I’m glad that their tunnels run deep and their hordes are without number or whatever, because I kind of love the rats of Vermintide. I’d hate to be bereft of them because of one greedy cleave too many. Like any relationship, it took some time to develop intimacy with the rodent horde. The shrieking and sniveling sounded like white noise at first, but, like a traveler embedded in a foreign country, I started to pick up bits of the lingo as I went forward. “Die, elf bitch!” was one of the first lines I actually parsed. It was nice to find out we carried some sort of notoriety when I made out “We kills they! Gets the reward!” Well, “I’m on fireeee!” sort of translates itself regardless of mother tongue.

I wave hello to my new friends, with my axe

I grew to love listening to their chatter, but learning to love killing them didn’t take much time at all. Sometimes, when I hit a ratman, he’d just fall apart like a Lego person, limbs and head and torso falling into a cute little pile on that ground. But the game is is big on fidelity in these corporeal matters, and will often render for me in beautiful detail just exactly how I’ve ruined any particular meat-vessel. The first time I thwocked a rat’s arm off with a downward chop of my axe, he just screamed at his stump until I brought it down on his main self next.

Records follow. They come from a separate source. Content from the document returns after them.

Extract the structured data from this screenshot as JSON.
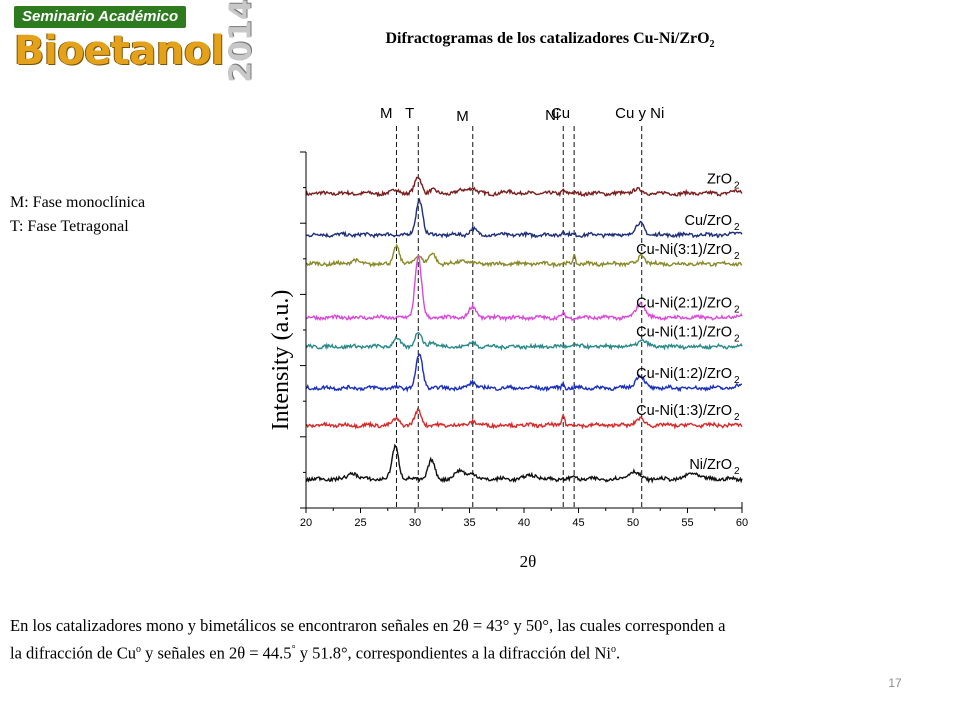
{
  "logo": {
    "banner": "Seminario Académico",
    "word": "Bioetanol",
    "year": "2014"
  },
  "title": {
    "main": "Difractogramas  de los catalizadores Cu-Ni/ZrO",
    "subscript": "2"
  },
  "phase_notes": [
    "M: Fase monoclínica",
    "T: Fase Tetragonal"
  ],
  "caption": {
    "line1": "En los catalizadores mono y bimetálicos se encontraron señales en 2θ = 43° y 50°, las cuales corresponden a",
    "line2_a": "la difracción de Cu",
    "line2_sup1": "o",
    "line2_b": " y señales en 2θ = 44.5",
    "line2_sup2": "°",
    "line2_c": " y 51.8°, correspondientes a la difracción del Ni",
    "line2_sup3": "o",
    "line2_d": "."
  },
  "page_number": "17",
  "chart_data": {
    "type": "line",
    "xlabel": "2θ",
    "ylabel": "Intensity (a.u.)",
    "xlim": [
      20,
      60
    ],
    "xticks": [
      20,
      25,
      30,
      35,
      40,
      45,
      50,
      55,
      60
    ],
    "ylim": [
      0,
      8.6
    ],
    "reference_lines": [
      {
        "label": "M",
        "x": 28.3
      },
      {
        "label": "T",
        "x": 30.3
      },
      {
        "label": "M",
        "x": 35.3
      },
      {
        "label": "Ni",
        "x": 43.6
      },
      {
        "label": "Cu",
        "x": 44.6
      },
      {
        "label": "Cu y Ni",
        "x": 50.8
      }
    ],
    "series": [
      {
        "name": "ZrO2",
        "label": "ZrO",
        "sub": "2",
        "color": "#7a1e1e",
        "offset": 7.6,
        "jitter": 0.05,
        "peaks": [
          [
            28.3,
            0.1,
            0.3
          ],
          [
            30.3,
            0.4,
            0.3
          ],
          [
            31.6,
            0.08,
            0.3
          ],
          [
            34.5,
            0.08,
            0.5
          ],
          [
            35.3,
            0.12,
            0.3
          ],
          [
            38.8,
            0.04,
            0.5
          ],
          [
            43.6,
            0.1,
            0.15
          ],
          [
            50.3,
            0.1,
            0.4
          ],
          [
            59.5,
            0.05,
            0.5
          ]
        ]
      },
      {
        "name": "Cu/ZrO2",
        "label": "Cu/ZrO",
        "sub": "2",
        "color": "#1f2f7a",
        "offset": 6.6,
        "jitter": 0.05,
        "peaks": [
          [
            30.4,
            0.85,
            0.3
          ],
          [
            35.3,
            0.15,
            0.3
          ],
          [
            43.6,
            0.1,
            0.12
          ],
          [
            50.5,
            0.18,
            0.4
          ],
          [
            50.8,
            0.12,
            0.3
          ],
          [
            59.8,
            0.06,
            0.4
          ]
        ]
      },
      {
        "name": "Cu-Ni(3:1)/ZrO2",
        "label": "Cu-Ni(3:1)/ZrO",
        "sub": "2",
        "color": "#8a8a2a",
        "offset": 5.9,
        "jitter": 0.05,
        "peaks": [
          [
            24.4,
            0.1,
            0.3
          ],
          [
            28.3,
            0.45,
            0.25
          ],
          [
            30.3,
            0.22,
            0.3
          ],
          [
            31.6,
            0.25,
            0.3
          ],
          [
            34.4,
            0.08,
            0.4
          ],
          [
            44.6,
            0.2,
            0.12
          ],
          [
            50.8,
            0.2,
            0.3
          ]
        ]
      },
      {
        "name": "Cu-Ni(2:1)/ZrO2",
        "label": "Cu-Ni(2:1)/ZrO",
        "sub": "2",
        "color": "#d94ad9",
        "offset": 4.6,
        "jitter": 0.05,
        "peaks": [
          [
            30.3,
            1.45,
            0.3
          ],
          [
            35.3,
            0.25,
            0.35
          ],
          [
            43.6,
            0.08,
            0.15
          ],
          [
            50.7,
            0.35,
            0.4
          ],
          [
            59.5,
            0.06,
            0.4
          ]
        ]
      },
      {
        "name": "Cu-Ni(1:1)/ZrO2",
        "label": "Cu-Ni(1:1)/ZrO",
        "sub": "2",
        "color": "#2a8a8a",
        "offset": 3.9,
        "jitter": 0.05,
        "peaks": [
          [
            28.3,
            0.2,
            0.3
          ],
          [
            30.3,
            0.35,
            0.3
          ],
          [
            31.6,
            0.12,
            0.3
          ],
          [
            35.3,
            0.1,
            0.3
          ],
          [
            44.6,
            0.08,
            0.12
          ],
          [
            50.8,
            0.15,
            0.4
          ]
        ]
      },
      {
        "name": "Cu-Ni(1:2)/ZrO2",
        "label": "Cu-Ni(1:2)/ZrO",
        "sub": "2",
        "color": "#1a2fbf",
        "offset": 2.9,
        "jitter": 0.05,
        "peaks": [
          [
            30.4,
            0.8,
            0.3
          ],
          [
            35.3,
            0.15,
            0.3
          ],
          [
            43.6,
            0.12,
            0.12
          ],
          [
            50.6,
            0.3,
            0.4
          ],
          [
            59.8,
            0.06,
            0.4
          ]
        ]
      },
      {
        "name": "Cu-Ni(1:3)/ZrO2",
        "label": "Cu-Ni(1:3)/ZrO",
        "sub": "2",
        "color": "#d82a2a",
        "offset": 2.0,
        "jitter": 0.05,
        "peaks": [
          [
            28.3,
            0.15,
            0.3
          ],
          [
            30.3,
            0.35,
            0.3
          ],
          [
            35.3,
            0.1,
            0.3
          ],
          [
            43.6,
            0.28,
            0.12
          ],
          [
            50.6,
            0.15,
            0.4
          ]
        ]
      },
      {
        "name": "Ni/ZrO2",
        "label": "Ni/ZrO",
        "sub": "2",
        "color": "#111111",
        "offset": 0.7,
        "jitter": 0.05,
        "peaks": [
          [
            24.3,
            0.15,
            0.4
          ],
          [
            28.2,
            0.8,
            0.3
          ],
          [
            31.5,
            0.45,
            0.3
          ],
          [
            34.2,
            0.2,
            0.5
          ],
          [
            35.3,
            0.12,
            0.3
          ],
          [
            40.7,
            0.1,
            0.5
          ],
          [
            44.6,
            0.08,
            0.15
          ],
          [
            50.0,
            0.18,
            0.5
          ],
          [
            55.5,
            0.15,
            0.5
          ]
        ]
      }
    ]
  }
}
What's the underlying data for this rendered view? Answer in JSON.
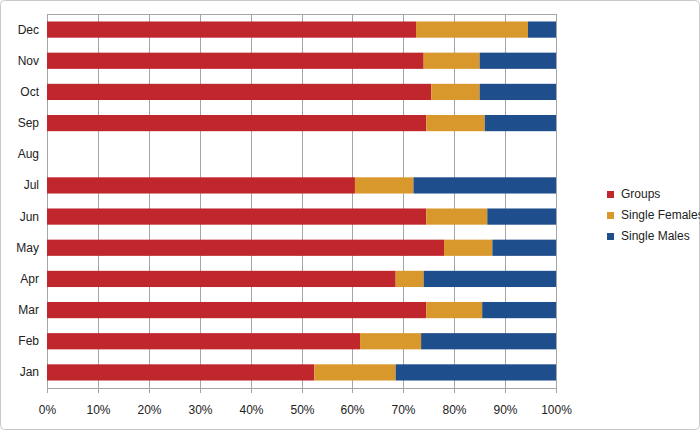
{
  "chart_data": {
    "type": "bar",
    "orientation": "horizontal",
    "stacked": true,
    "grid": true,
    "legend": "right",
    "categories": [
      "Jan",
      "Feb",
      "Mar",
      "Apr",
      "May",
      "Jun",
      "Jul",
      "Aug",
      "Sep",
      "Oct",
      "Nov",
      "Dec"
    ],
    "series": [
      {
        "name": "Groups",
        "color": "#c0272d",
        "values": [
          52.5,
          61.5,
          74.5,
          68.5,
          78,
          74.5,
          60.5,
          null,
          74.5,
          75.5,
          74,
          72.5
        ]
      },
      {
        "name": "Single Females",
        "color": "#d9982b",
        "values": [
          16,
          12,
          11,
          5.5,
          9.5,
          12,
          11.5,
          null,
          11.5,
          9.5,
          11,
          22
        ]
      },
      {
        "name": "Single Males",
        "color": "#1f4e8c",
        "values": [
          31.5,
          26.5,
          14.5,
          26,
          12.5,
          13.5,
          28,
          null,
          14,
          15,
          15,
          5.5
        ]
      }
    ],
    "xlim": [
      0,
      100
    ],
    "xticks": [
      {
        "value": 0,
        "label": "0%"
      },
      {
        "value": 10,
        "label": "10%"
      },
      {
        "value": 20,
        "label": "20%"
      },
      {
        "value": 30,
        "label": "30%"
      },
      {
        "value": 40,
        "label": "40%"
      },
      {
        "value": 50,
        "label": "50%"
      },
      {
        "value": 60,
        "label": "60%"
      },
      {
        "value": 70,
        "label": "70%"
      },
      {
        "value": 80,
        "label": "80%"
      },
      {
        "value": 90,
        "label": "90%"
      },
      {
        "value": 100,
        "label": "100%"
      }
    ]
  }
}
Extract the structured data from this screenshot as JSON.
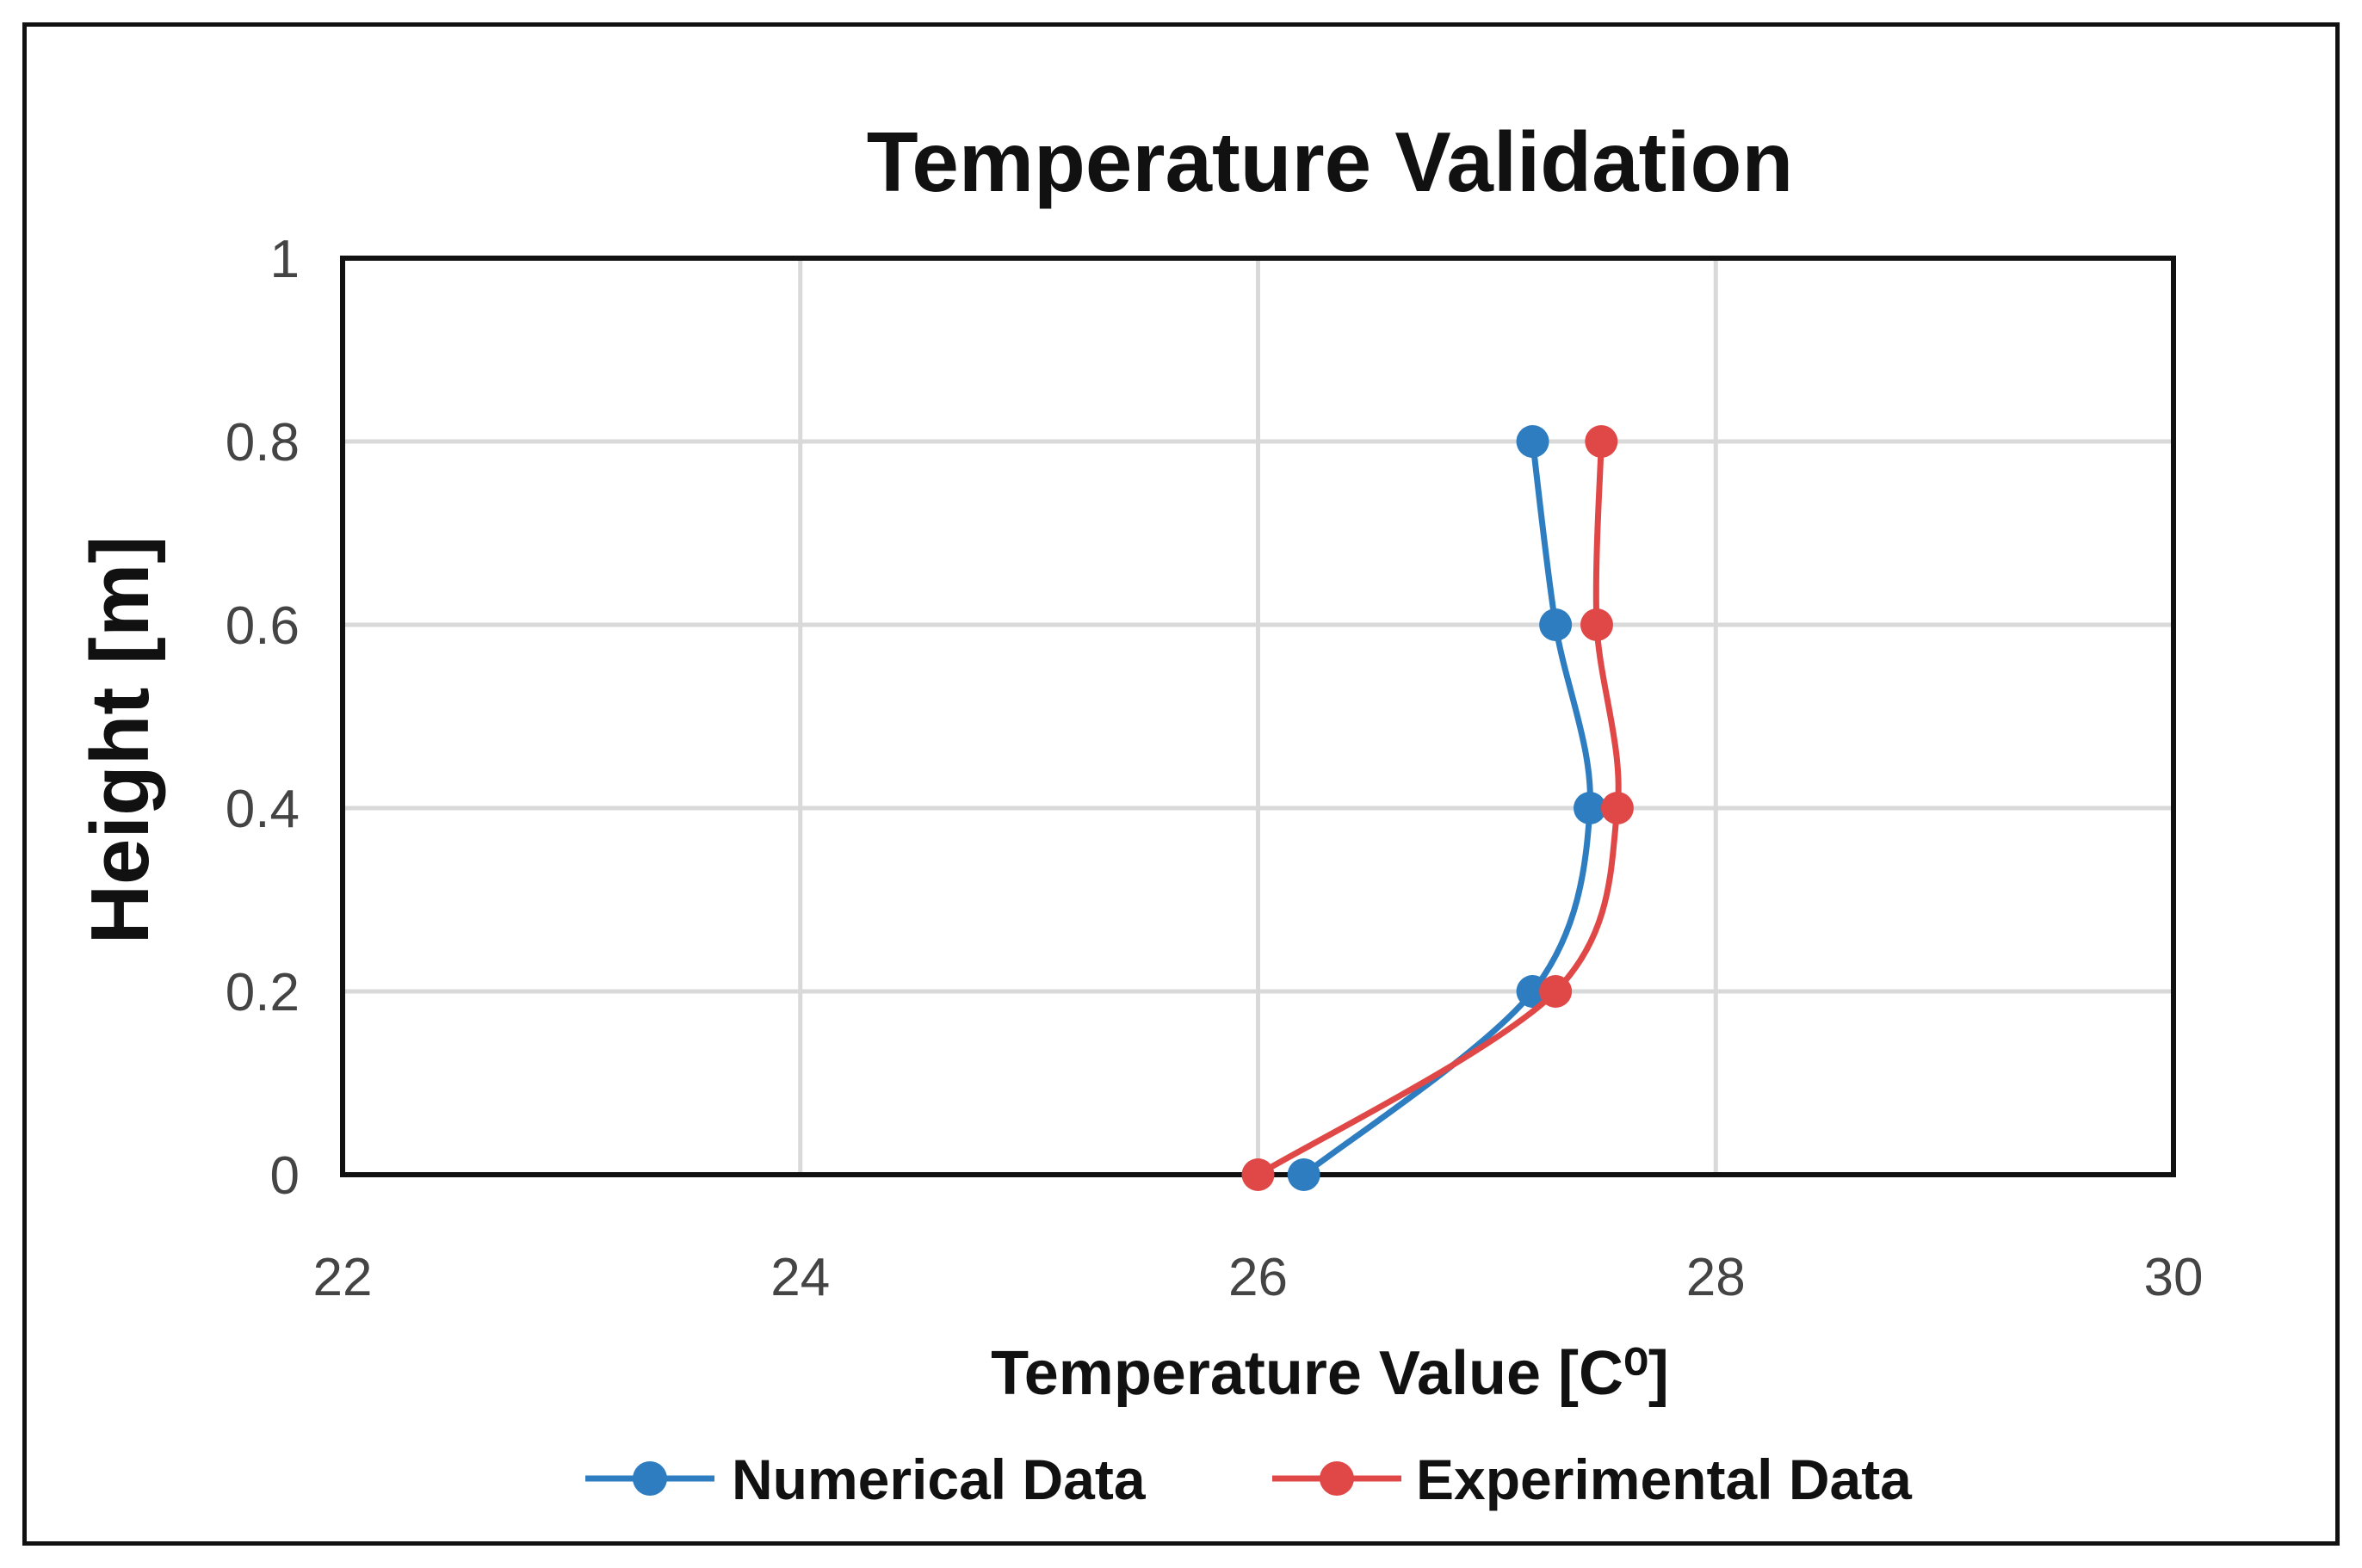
{
  "chart_data": {
    "type": "line",
    "title": "Temperature Validation",
    "xlabel": "Temperature Value [C⁰]",
    "ylabel": "Height [m]",
    "xlim": [
      22,
      30
    ],
    "ylim": [
      0,
      1
    ],
    "xticks": [
      "22",
      "24",
      "26",
      "28",
      "30"
    ],
    "yticks": [
      "0",
      "0.2",
      "0.4",
      "0.6",
      "0.8",
      "1"
    ],
    "grid": true,
    "legend_position": "bottom",
    "series": [
      {
        "name": "Numerical Data",
        "color": "#2E7DC1",
        "points": [
          {
            "x": 26.2,
            "y": 0
          },
          {
            "x": 27.2,
            "y": 0.2
          },
          {
            "x": 27.45,
            "y": 0.4
          },
          {
            "x": 27.3,
            "y": 0.6
          },
          {
            "x": 27.2,
            "y": 0.8
          }
        ]
      },
      {
        "name": "Experimental Data",
        "color": "#E04848",
        "points": [
          {
            "x": 26.0,
            "y": 0
          },
          {
            "x": 27.3,
            "y": 0.2
          },
          {
            "x": 27.57,
            "y": 0.4
          },
          {
            "x": 27.48,
            "y": 0.6
          },
          {
            "x": 27.5,
            "y": 0.8
          }
        ]
      }
    ]
  }
}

It’s delightful in a way that doesn’t really have anything to do with the gore, I think. Your strokes have a visible and immediate impact on the world you’re playing in, and the line of cause and effect is so clean—whack a vermin at neck level and get a severed head. Your input is enacted in the world so swiftly and specifically, fighting feels almost like a creative process. They’re the canvas, and I’ve got a very sharp paintbrush.

As much as all videogames tend to be internally referential, it’s hard to have a discussion of Vermintide without mentioning Valve’s 2008 zombie game Left 4 Dead, from which a tremendous amount of Vermintide’s basic systems are lifted. Every round is about going from point A to point B safely, managing your resources carefully, and dealing with both massive hordes and smaller detachments of enemies. I’m fairly certain even the bandage wrapping animation is the same. But hey, everyone needs role models, and if you’re going to pick a game to emulate, Left 4 Dead is a pretty good choice. Vermintide makes a lot of smart little changes and additions without altering anything big, for better or worse. The most notable improvement by far, as I hope I’ve made clear, is this game’s take on the innumerable foe.

The Skaven, which is the official name for the ratmen, are “chaos-born.” Whatever that means in-world, it’s the game’s way of telling me that I shouldn’t feel bad about rendering them to stew chunks. And they do seem to be asking for it, often, running in just as you’ve reloaded your blunderbuss or gotten a nice backswing prepped on your zweihander. But I’ve also seen them hesitate; after their first two ranks of brood-chums get chopped like a mixed salad, sometimes the Skaven stumble back, wanting to keep their blood inside their bodies a little longer. Separated from the pack, I’ve seen ratmen press themselves up against a wall, obviously terrified. That kind of vulnerability isn’t something I’m used to in games about mowing down waves of enemies. I’ve never seen a zombie confront its own mortality.

The titular vermin of Vermintide may come in a horde, but they’re all unique, in their weird, chittering way. It almost makes me feel bad about the carnage I’ve spent the last ten hours dealing out to them.

Then again, there will always be more.